1. O proprietário do prédio serviente não pode estorvar o uso da servidão, mas pode, a todo o tempo, exigir a mudança dela para sítio diferente do primitivamente assinado, ou para outro prédio, se a mudança lhe for conveniente e não prejudicar os interesses do proprietário do prédio dominante, contanto que a faça à sua custa; com o consentimento de terceiro pode a servidão ser mudada para o prédio deste.
2. A mudança também pode dar-se a requerimento e à custa do proprietário do prédio dominante, se dela lhe advierem vantagens e com ela não for prejudicado o proprietário do prédio serviente.
3. O modo e o tempo de exercício da servidão serão igualmente alterados, a pedido de qualquer dos proprietários, desde que se verifiquem os requisitos referidos nos números anteriores.
4. As faculdades conferidas neste artigo não são renunciáveis nem podem ser limitadas por negócio jurídico”.

Na verdade, a alteração da servidão apenas poderá ter lugar se for necessária ou útil ao titular do prédio serviente – quedando-se excluída a mudança de servidão fundada em meros caprichos ou comodidade do titular da servidão – e, simultaneamente, não prejudicar a satisfação das necessidades normais e previsíveis que é alcançada através do exercício da servidão. (…) Os encargos com a mudança da servidão são suportados por aquele que dela beneficia, nos termos da 4ª parte do nº1 e da 1ª parte do nº2 (29).

Sendo isso o que resulta da lei e decorre da interpretação que dela é feita pela doutrina, verifica-se que a jurisprudência se orienta no mesmo sentido.

Com efeito, decidiu a Relação de Coimbra que o proprietário do prédio serviente pode, a todo o tempo, exigir a mudança de servidão para outro sítio no mesmo prédio, noutro prédio seu, ou em prédio de terceiro, com consentimento deste, devendo suportar o respectivo custo. A mudança fica sempre subordinada a um duplo requisito: é necessário que ela se mostre conveniente ao dono do prédio serviente; e é, ainda, essencial que não se prejudiquem os interesses do proprietário do prédio dominante. A ponderação deve fazer-se segundo o critério da proporcionalidade, sem que implique partir ou pressupor uma situação de paridade entre os proprietários dos prédios serviente e dominante, não relevando, para o efeito, os meros caprichos ou a pura comodidade do titular da servidão. A circunstância de a dona do prédio dominante ter de percorrer mais 47 metros do que fazia anteriormente, para aceder ao seu prédio, não impede a mudança de servidão de passagem (30).
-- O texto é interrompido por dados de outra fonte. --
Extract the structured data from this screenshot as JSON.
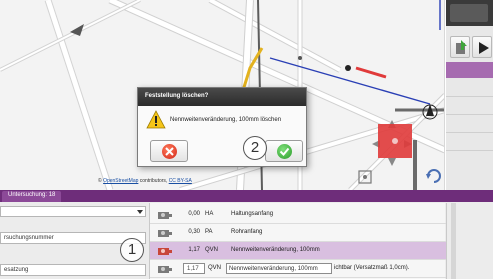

E que emanando duma faculdade irrenunciável, trata-se, na mencionada previsão legal, de uma alteração do sítio por onde a servidão primitivamente se exercia no prédio serviente e que se deverá basear em razões de equidade, considerada a função social da propriedade nas relações entre vizinhos, sendo que a justa ponderação dos interesses em presença passa obrigatoriamente por um critério de proporcionalidade entre a necessidade ou conveniência da diminuição do encargo sobre o prédio serviente e o prejuízo que a mudança de servidão possa acarretar para prédio encravado. O direito de mudança é uma aplicação do princípio segundo o qual o dono do prédio serviente não está inibido de fazer no seu prédio as alterações (que considere convenientes), desde que não prejudique ou só prejudique pouco os interesses do dono do prédio dominante. A mudança da servidão (rectius, mudança do locus servitutis), feita à custa do requerente fica sempre subordinada a um duplo requisito: a) é necessário que ela se mostre conveniente ao dono do prédio serviente; b) é ainda essencial que não se prejudiquem os interesses do proprietário do prédio dominante, sendo certo que o que conta para este efeito são os interesses dignos de ponderação (interesses sérios ou relevantes) e não os meros caprichos ou comodidade do titular da servidão. Nada obsta à mudança da servidão envolvendo a utilização de um caminho/trilho preexistente - conhecido por “serventia de inquilinos” e afecto à passagem dos donos dos terrenos confinantes, permissivo de passagens a pé, de carro de bois e tractor há mais de 30 anos -, sem que ninguém se oponha ou tenha interesse em impedir a passagem, incluindo do Réu (proprietário do prédio dominante), quando este já necessariamente percorre 30 m desse caminho/trilho para aceder à servidão primitiva e no qual a autarquia local fez obras de arranjo e alargamento à custa duma faixa de terreno do prédio serviente, implicando a mudança do lugar de exercício da servidão, na ligação do prédio dominante a esse caminho, a utilização de idêntica faixa de terreno daquele prédio (31).

Também a Relação do Porto considerou que a ponderação dos interesses dos donos do prédio serviente e do prédio dominante para o efeito de mudança da servidão passa obrigatoriamente por critério de proporcionalidade entre a necessidade ou conveniência da diminuição do encargo sobre o prédio serviente e o prejuízo que a mudança de servidão possa acarretar para o prédio encravado (32).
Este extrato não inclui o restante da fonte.